Founded less than five years ago, Moli Naibai—translated as 'Jasmine Milk White'—has rapidly expanded to over 2,400 locations across China and several overseas markets. While its early branding leaned into traditional Chinese aesthetics, a 2024 shift toward a 'light luxury' minimalist style introduced a geometric four-petal floral logo. This design bore a striking resemblance to the flower motif found in the LV Monogram, leading social media users to dub the brand a 'high-end LV alternative' for milk tea.
The Suzhou Intermediate People’s Court ruled that Moli Naibai’s use of the logo constituted trademark infringement and unfair competition. The court noted that because LV’s flower pattern is recognized as a 'well-known trademark' in China, it enjoys cross-category protection. Even though tea and luxury leather goods occupy different industries, the visual similarity was deemed likely to cause consumer confusion regarding potential collaborations or authorized licensing.

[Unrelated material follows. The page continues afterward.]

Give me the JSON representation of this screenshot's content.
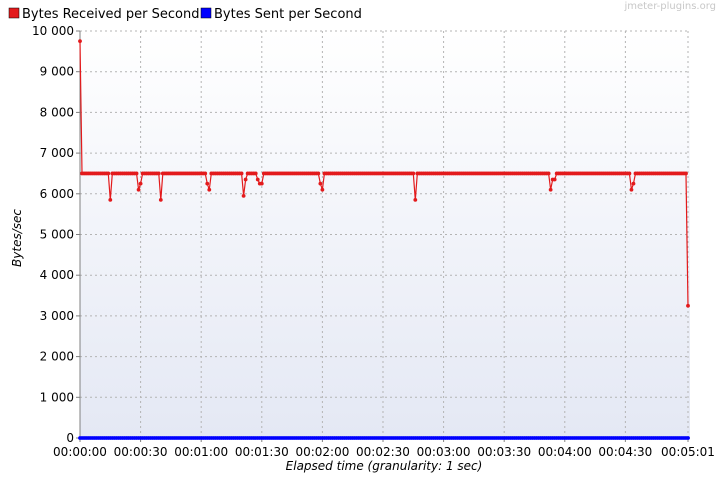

The case has ignited a fierce debate on Chinese social media, where some nationalists argue that LV’s designs originally drew inspiration from ancient Chinese patterns or Japanese family crests. These critics claim that basic geometric florals should remain in the public domain. However, legal experts point out that Moli Naibai’s repeated attempts to register the logo were rejected by the trademark office, yet the company continued its large-scale rollout, indicating a degree of legal negligence or intent.
Moli Naibai’s founder, Zhang Bocheng, has signaled an intent to appeal the ruling within fifteen days. Beyond the immediate financial penalty, the company faces a logistical nightmare: the potential total rebranding of its 2,400 storefronts. This verdict serves as a stern warning to Chinese 'new consumption' brands that the era of 'borrowed' aesthetics is closing as the judiciary moves to align with international intellectual property standards.